Beatriz Prado Moreira, 23 anos, passou mais de cinco meses em uma rotina de estudos diários, conciliada com o estágio na área de contencioso cível. No último semestre do curso de direito e em sua segunda tentativa na fase prática do Exame de Ordem, ela escreveu à mão, na prova de 21 de junho, a peça que julgava adequada ao caso. Optou pelos embargos à execução. Quando a banca divulgou o gabarito preliminar, viu que a resposta apontada era outra.
"Foi um momento de muita frustração", conta. "Ver que a peça indicada pela banca era diferente da que eu havia elaborado gerou uma sensação de insegurança e impotência."
A inconformidade está longe de ser só dela. A prova prático-profissional de direito civil da 2ª fase do 46º Exame de Ordem virou alvo de contestação em todo o país.
O enunciado da prova
O enunciado descrevia a situação de Sílvia, sócia de uma empresa executada por dívida.
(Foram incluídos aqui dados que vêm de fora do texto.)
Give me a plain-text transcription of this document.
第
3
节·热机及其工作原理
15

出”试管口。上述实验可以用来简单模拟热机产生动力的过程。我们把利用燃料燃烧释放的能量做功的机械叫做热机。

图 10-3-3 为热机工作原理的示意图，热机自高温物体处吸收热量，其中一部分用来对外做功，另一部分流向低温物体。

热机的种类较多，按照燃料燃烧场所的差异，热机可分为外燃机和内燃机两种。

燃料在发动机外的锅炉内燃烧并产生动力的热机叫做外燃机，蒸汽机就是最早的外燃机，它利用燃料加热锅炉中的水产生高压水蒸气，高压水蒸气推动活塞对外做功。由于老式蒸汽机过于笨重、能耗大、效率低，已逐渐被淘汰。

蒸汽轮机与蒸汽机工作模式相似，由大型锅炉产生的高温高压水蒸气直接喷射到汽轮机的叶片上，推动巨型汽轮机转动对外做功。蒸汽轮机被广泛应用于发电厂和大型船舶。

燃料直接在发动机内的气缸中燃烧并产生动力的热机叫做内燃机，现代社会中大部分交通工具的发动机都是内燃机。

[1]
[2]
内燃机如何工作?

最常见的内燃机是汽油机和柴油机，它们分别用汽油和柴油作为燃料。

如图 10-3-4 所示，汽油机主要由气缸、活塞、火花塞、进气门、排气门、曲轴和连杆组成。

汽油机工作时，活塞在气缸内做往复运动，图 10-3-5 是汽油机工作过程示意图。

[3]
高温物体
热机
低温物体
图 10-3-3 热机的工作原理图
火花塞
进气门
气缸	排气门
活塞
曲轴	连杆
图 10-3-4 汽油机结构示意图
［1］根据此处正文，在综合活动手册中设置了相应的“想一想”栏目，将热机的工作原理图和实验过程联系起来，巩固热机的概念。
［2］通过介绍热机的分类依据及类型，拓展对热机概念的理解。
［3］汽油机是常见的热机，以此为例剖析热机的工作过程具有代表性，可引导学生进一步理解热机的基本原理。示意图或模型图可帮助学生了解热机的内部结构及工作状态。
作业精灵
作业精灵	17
Sem localizar bens da pessoa jurídica, a parte credora pediu a desconsideração da personalidade jurídica, para alcançar o patrimônio da sócia. O juiz, porém, determinou a penhora do imóvel residencial dela, seu único bem, onde mora sozinha, sem abrir o incidente previsto no Código de Processo Civil e sem antes citá-la. A questão pedia a peça adequada à defesa.
No padrão de respostas preliminar, a Fundação Getulio Vargas (FGV), responsável pela elaboração e correção do exame, indicou apenas uma resposta como correta: os embargos de terceiro. Parte dos candidatos sustenta que o caso admitia outras soluções tecnicamente defensáveis e que zerar quem escolheu um caminho diverso contraria o próprio edital, que reserva nota zero apenas para peças ineptas ou incoerentes.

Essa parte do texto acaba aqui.